Thursday, June 19, 2014

Beyond the law: the kindness of strangers

At common law, once a defendant has been convicted, disclosure obligations change. This is because of the public interest, particularly the interests of victims and witnesses, in the finality of litigation. So a defendant who disputes a conviction has limited rights to disclosure for the purposes of appeal, but even more limited rights – not really rights at all – once usual avenues of appeal have been exhausted.

This is illustrated in Nunn, R (on the application of) v Chief Constable of Suffolk Constabulary [2014] UKSC 37 (18 June 2014), at [23]-[29], [32], [35]. Resources of money and personnel available to the authorities are relevant once criminal proceedings have taken their course:

“[38] It does not, however, follow ... that the law ought to impose a general duty on police forces holding archived investigation material to respond to every request for further enquiry which may be made of them on behalf of those who dispute the correctness of their convictions. Indeed, the potential for disruption and for waste of limited public resources would be enormous if that duty were to be accepted. The claimant's initial requests in the present case for investigation of the finances of the deceased, as well as his earlier applications for sight of the entire investigation files, afford good illustrations of the kind of speculative enquiry which such a rule would encourage. There is no such duty. If the duty of disclosure pending appeal is limited, as it plainly is, to material which can be demonstrated to be relevant to the safety of the conviction, it is all the clearer that after the appellate rights which the system affords are exhausted the continuing obligation cannot be greater than that stated in the Attorney General's guidelines, read as explained in para 30 above.”

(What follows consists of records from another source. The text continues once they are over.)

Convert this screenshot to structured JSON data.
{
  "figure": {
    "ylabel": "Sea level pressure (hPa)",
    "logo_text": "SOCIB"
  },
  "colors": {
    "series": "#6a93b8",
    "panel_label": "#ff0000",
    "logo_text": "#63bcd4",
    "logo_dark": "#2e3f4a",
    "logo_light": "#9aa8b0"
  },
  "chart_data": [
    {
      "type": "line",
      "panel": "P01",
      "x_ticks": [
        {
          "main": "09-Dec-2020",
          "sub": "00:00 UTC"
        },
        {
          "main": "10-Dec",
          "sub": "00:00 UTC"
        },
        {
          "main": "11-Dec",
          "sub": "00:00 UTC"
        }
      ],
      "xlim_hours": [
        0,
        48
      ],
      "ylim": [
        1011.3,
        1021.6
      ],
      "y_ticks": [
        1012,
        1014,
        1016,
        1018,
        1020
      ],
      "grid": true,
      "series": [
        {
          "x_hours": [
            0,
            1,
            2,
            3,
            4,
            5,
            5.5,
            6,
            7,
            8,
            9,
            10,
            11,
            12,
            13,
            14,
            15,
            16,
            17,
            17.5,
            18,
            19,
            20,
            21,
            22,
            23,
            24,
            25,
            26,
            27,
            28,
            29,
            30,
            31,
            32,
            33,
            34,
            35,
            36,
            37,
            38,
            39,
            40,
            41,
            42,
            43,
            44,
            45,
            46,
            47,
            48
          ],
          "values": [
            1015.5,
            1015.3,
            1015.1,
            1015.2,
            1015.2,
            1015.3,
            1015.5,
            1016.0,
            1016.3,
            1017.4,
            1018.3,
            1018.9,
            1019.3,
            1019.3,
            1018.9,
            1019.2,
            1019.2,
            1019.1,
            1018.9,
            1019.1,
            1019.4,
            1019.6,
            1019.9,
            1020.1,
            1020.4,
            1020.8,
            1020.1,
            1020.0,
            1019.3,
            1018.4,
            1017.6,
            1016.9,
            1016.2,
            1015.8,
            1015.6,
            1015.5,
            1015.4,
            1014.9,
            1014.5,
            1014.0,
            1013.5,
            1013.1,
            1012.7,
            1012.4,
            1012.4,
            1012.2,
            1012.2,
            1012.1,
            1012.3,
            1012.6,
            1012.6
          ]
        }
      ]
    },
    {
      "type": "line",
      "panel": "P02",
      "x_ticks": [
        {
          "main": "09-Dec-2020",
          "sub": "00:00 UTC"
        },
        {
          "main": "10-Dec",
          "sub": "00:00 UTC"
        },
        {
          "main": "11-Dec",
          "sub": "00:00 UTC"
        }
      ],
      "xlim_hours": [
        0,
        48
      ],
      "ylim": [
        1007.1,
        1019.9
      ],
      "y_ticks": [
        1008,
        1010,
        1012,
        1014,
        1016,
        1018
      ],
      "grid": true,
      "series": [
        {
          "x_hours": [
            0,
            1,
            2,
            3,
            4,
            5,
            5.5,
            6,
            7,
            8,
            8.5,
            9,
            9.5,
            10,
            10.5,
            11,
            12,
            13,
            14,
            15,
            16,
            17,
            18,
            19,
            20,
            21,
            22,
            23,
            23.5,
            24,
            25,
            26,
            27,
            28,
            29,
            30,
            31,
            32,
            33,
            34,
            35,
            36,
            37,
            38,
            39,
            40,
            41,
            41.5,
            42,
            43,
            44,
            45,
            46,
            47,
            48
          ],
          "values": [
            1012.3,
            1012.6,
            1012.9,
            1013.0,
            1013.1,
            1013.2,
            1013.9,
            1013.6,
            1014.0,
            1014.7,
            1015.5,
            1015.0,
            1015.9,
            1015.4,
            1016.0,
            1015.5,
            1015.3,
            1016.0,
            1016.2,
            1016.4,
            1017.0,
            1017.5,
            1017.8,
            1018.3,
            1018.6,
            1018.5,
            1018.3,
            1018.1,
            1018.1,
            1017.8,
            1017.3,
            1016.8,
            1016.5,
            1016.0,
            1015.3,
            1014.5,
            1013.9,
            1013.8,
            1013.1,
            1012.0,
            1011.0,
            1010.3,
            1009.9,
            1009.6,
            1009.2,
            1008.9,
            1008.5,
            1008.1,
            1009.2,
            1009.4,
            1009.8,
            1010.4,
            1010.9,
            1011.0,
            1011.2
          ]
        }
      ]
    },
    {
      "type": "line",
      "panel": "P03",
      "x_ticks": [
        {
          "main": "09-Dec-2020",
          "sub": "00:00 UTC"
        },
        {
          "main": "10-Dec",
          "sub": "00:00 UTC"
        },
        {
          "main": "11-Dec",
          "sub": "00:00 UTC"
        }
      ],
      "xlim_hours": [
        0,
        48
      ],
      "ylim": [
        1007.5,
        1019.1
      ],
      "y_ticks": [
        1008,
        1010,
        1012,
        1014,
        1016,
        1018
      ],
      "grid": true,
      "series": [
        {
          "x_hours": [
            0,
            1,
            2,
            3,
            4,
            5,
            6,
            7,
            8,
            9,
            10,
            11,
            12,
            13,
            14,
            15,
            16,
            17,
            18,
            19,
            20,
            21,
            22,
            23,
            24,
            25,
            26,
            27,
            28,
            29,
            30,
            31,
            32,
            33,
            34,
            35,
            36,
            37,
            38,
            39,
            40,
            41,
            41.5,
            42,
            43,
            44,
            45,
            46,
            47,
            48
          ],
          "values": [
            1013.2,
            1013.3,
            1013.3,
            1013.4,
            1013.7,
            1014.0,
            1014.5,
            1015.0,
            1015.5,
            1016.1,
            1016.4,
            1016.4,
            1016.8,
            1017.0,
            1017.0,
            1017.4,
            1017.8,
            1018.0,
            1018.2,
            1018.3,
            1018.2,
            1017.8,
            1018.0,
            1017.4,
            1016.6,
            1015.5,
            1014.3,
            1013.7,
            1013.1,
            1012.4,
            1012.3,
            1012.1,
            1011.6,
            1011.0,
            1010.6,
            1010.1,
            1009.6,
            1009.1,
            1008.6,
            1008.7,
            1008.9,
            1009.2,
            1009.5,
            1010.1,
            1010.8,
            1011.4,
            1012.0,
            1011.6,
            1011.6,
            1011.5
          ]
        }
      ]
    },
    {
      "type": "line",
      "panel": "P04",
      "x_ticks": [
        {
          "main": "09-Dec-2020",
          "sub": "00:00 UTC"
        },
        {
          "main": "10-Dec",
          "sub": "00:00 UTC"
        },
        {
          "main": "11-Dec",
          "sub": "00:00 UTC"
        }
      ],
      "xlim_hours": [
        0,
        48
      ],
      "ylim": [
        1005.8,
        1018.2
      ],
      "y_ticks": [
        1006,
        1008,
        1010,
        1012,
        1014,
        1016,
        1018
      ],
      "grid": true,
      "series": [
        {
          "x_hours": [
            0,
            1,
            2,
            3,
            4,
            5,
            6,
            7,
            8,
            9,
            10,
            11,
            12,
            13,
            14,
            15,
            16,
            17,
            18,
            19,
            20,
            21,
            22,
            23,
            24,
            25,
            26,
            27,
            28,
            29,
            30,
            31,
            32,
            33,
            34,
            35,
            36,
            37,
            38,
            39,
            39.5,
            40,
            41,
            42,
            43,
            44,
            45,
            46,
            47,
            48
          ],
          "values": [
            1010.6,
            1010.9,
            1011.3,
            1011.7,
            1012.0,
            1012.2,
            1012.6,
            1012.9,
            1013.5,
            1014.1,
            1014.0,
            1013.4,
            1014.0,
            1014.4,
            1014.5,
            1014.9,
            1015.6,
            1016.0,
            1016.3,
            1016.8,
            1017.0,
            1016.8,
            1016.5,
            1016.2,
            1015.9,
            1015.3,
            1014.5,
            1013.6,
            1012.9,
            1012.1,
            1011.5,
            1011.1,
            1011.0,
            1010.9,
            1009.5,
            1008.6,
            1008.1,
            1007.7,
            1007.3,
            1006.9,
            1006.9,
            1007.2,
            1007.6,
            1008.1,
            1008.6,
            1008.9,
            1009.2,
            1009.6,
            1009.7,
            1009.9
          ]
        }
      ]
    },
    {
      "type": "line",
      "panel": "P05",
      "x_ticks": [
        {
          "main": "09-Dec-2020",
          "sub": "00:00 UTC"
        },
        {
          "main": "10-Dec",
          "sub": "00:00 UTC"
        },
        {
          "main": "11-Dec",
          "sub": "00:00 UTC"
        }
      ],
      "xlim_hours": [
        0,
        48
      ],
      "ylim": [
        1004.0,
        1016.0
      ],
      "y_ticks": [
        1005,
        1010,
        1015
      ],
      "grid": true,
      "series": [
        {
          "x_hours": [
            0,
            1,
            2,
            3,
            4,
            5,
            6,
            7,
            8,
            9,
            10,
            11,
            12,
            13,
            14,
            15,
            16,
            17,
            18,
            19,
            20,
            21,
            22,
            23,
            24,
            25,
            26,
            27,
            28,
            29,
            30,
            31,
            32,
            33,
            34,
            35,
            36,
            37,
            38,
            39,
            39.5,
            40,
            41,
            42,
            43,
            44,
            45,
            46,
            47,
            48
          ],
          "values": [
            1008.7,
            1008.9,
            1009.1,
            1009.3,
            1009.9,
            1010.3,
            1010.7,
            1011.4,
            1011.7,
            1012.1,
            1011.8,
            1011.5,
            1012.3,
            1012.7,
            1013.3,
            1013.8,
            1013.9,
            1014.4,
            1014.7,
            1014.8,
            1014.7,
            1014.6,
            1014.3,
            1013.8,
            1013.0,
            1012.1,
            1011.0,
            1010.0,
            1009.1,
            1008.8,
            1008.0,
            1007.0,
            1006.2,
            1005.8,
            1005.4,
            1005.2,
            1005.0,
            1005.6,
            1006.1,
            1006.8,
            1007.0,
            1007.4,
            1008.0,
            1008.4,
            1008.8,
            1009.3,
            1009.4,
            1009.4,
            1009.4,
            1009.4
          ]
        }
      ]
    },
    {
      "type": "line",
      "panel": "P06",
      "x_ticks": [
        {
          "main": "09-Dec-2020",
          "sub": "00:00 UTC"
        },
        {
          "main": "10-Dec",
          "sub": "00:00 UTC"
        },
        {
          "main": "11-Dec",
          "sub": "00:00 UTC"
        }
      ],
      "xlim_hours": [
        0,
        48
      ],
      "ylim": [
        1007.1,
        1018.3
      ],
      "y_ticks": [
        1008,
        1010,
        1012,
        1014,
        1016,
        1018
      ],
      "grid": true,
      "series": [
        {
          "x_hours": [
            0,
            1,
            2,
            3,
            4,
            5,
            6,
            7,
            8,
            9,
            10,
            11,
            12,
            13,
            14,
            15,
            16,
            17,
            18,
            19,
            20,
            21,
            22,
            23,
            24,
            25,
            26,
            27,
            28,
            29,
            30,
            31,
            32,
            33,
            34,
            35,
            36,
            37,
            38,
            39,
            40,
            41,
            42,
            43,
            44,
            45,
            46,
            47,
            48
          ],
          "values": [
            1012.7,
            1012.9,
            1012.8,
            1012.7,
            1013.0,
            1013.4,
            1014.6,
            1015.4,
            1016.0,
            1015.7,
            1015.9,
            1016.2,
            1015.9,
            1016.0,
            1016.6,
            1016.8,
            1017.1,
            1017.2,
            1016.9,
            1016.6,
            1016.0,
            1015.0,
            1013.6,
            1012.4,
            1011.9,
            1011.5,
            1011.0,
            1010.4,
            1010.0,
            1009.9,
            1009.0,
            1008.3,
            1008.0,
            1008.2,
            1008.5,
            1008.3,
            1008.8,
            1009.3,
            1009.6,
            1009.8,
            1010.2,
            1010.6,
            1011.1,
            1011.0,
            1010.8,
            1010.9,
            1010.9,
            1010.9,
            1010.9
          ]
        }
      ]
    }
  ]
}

Even the Criminal Cases Review Commission does not indulge in inquiries that are merely speculative [39].

Obviously, not every jurisdiction has a body like the UK’s Criminal Cases Review Commission. In any event, once criminal proceedings are over a convicted person who disputes the conviction has a “legitimate interest” in obtaining such proper help as others can be persuaded to give [36]. The burden falls on others, and importantly,

“None of this means that the work of solicitors and others in the interests of convicted persons may not be of great value. There is no doubt that the CCRC is much assisted by informed legal analysis and presentation if an application for review is made to it, and not only because its funding is not unlimited, but also because accurate legal formulation focuses the mind correctly. Sometimes, such solicitors or others can usefully undertake enquiries of their own, respecting of course the interests of third parties. On other occasions they may well, by their arguments and presentations, enlist the co-operation of the police, or the prosecution, or both: Hodgson was just such a case. The police and prosecutors ought to exercise sensible judgment when representations of this kind are made on behalf of convicted persons. If there appears to be a real prospect that further enquiry will uncover something which may affect the safety of the conviction, then there should be co-operation in making it. It is in nobody's interests to resist all enquiry unless and until the CCRC directs it.”

At this boundary of the law, where no legal rights to action are applicable, a convicted person who has exhausted all legal remedies must rely on (to borrow Tennessee Williams’s phrase) the kindness of strangers.